Of dat voldoende is om zondag zijn beste niveau te halen, blijft koffiedik kijken. “Of ik honderd procent ga zijn, weet ik niet. Het is al drie weken geleden, maar dat mag je niet onderschatten. Het heeft me een soort setback gegeven. Toch wil ik met vertrouwen aan de start verschijnen. Roubaix ligt ons als ploeg goed.”
Die woorden zijn geen grootspraak. Philipsen eindigde in 2022 als tweede, vorig jaar als derde. “Het zou geen verrassing meer mogen zijn als ik opnieuw meedoe voor de prijzen. Je hebt er niet die typische hellingen zoals in de Ronde van Vlaanderen, waar anderen iets sterker zijn. Dit soort inspanningen ligt me beter. Positioneren is ook geen probleem. Dat geeft moraal.”

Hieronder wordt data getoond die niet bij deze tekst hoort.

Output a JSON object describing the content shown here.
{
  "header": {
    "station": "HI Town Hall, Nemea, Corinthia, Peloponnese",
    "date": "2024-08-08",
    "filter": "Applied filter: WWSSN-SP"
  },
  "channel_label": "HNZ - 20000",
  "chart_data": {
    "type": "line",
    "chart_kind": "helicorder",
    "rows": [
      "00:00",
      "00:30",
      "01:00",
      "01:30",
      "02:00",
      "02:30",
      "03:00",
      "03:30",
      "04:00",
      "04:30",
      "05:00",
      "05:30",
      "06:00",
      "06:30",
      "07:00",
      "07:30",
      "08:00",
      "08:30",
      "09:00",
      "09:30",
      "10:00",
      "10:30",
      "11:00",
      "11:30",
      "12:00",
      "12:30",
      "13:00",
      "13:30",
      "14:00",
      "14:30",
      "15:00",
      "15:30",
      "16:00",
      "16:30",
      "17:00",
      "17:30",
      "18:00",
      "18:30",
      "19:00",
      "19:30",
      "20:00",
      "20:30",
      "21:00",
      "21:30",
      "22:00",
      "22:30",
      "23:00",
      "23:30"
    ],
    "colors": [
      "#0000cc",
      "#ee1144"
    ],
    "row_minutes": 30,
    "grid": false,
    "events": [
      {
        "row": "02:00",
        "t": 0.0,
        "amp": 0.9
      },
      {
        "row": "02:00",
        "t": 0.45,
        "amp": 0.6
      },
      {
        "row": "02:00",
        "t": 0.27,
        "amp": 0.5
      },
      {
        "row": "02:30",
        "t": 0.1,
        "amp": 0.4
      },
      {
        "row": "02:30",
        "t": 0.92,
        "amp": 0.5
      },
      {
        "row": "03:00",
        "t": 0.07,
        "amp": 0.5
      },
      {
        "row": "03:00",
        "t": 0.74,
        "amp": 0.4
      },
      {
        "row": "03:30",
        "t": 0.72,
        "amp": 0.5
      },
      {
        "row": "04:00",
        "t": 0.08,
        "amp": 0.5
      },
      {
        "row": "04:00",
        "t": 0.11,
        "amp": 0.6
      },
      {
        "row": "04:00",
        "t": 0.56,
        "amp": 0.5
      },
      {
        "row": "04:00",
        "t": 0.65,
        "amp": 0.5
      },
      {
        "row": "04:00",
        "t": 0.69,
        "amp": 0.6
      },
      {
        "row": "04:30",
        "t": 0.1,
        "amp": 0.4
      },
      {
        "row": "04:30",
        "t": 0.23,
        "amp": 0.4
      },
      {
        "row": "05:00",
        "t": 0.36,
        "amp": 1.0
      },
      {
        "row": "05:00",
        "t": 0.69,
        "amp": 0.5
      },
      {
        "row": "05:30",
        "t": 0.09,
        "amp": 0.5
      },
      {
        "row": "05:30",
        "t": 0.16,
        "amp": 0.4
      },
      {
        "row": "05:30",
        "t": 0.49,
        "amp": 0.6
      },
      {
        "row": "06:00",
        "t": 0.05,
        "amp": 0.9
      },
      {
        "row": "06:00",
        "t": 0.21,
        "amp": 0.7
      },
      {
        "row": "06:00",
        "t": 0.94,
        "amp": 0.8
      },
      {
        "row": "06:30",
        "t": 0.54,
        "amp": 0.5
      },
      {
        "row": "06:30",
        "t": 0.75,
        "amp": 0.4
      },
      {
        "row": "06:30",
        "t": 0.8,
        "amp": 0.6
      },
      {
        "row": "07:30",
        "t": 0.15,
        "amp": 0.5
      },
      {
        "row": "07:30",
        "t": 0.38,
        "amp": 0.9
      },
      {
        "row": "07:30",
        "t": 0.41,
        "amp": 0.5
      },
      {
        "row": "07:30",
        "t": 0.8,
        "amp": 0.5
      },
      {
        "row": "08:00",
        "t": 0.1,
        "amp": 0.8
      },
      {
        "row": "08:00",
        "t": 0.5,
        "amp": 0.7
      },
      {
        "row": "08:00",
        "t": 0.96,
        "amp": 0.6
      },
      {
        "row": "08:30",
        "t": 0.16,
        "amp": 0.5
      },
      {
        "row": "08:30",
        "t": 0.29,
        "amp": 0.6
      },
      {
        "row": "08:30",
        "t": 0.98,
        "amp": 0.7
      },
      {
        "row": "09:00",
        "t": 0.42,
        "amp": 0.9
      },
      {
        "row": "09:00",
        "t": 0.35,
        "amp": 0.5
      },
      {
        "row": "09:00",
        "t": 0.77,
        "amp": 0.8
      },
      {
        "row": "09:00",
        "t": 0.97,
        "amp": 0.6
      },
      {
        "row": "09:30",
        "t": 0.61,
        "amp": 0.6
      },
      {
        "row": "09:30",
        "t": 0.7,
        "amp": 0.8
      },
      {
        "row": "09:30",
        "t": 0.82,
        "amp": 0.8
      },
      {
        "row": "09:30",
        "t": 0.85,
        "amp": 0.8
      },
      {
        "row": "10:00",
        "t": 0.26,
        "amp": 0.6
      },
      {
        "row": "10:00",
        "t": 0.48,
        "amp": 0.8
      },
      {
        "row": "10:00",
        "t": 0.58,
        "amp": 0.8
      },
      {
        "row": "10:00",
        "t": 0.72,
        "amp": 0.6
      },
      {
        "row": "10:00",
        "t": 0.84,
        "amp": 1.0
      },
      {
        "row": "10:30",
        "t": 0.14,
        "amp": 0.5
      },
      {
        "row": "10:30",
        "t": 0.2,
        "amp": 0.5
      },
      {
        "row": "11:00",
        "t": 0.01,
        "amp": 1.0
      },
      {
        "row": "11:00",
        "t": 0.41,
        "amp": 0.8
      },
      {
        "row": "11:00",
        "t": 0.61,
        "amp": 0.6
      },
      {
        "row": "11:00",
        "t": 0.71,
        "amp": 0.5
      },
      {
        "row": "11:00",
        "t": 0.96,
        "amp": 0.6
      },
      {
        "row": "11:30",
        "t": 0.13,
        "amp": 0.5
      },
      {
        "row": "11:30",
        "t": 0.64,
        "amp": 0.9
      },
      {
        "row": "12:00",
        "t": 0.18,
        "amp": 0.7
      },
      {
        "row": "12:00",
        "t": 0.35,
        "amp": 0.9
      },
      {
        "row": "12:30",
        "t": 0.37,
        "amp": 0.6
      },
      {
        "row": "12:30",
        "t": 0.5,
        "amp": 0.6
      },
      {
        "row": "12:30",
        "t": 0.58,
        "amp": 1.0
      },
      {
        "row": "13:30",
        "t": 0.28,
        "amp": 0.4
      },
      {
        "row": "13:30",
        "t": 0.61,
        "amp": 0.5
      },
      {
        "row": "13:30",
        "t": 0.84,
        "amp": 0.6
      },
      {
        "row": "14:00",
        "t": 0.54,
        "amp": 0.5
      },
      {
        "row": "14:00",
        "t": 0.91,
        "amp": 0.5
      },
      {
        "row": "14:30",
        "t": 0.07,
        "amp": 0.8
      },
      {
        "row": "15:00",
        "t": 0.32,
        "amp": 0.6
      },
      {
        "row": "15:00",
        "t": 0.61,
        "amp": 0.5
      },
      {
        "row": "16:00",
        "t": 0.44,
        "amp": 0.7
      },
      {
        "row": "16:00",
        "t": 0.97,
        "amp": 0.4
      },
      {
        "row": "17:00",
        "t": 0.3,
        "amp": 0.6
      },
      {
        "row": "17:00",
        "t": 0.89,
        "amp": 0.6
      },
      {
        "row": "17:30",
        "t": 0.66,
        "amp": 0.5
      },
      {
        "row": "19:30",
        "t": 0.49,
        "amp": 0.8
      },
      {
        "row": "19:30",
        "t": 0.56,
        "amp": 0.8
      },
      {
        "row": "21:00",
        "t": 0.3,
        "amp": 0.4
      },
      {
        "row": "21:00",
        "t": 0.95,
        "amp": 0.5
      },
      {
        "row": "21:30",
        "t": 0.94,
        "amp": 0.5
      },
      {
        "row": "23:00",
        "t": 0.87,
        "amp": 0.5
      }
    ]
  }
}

Van der Poel als speerpunt
Toch is Philipsen niet de enige troef binnen Alpecin-Deceuninck. Mathieu van der Poel won de laatste twee edities van Roubaix en is als titelverdediger natuurlijk dé kopman. “Dat is logisch. Mathieu is de man van de ploeg. Maar ik hoop dat we het zondag samen kunnen afmaken. Als ploeg kunnen we iets forceren. Zolang we maar gespaard blijven van pech.”
Parijs-Roubaix wordt het moment van de waarheid. Voor Philipsen, die zichzelf opnieuw wil bewijzen. En voor de ploeg, die met Van der Poel én Philipsen misschien wel twee pionnen heeft voor één trofee.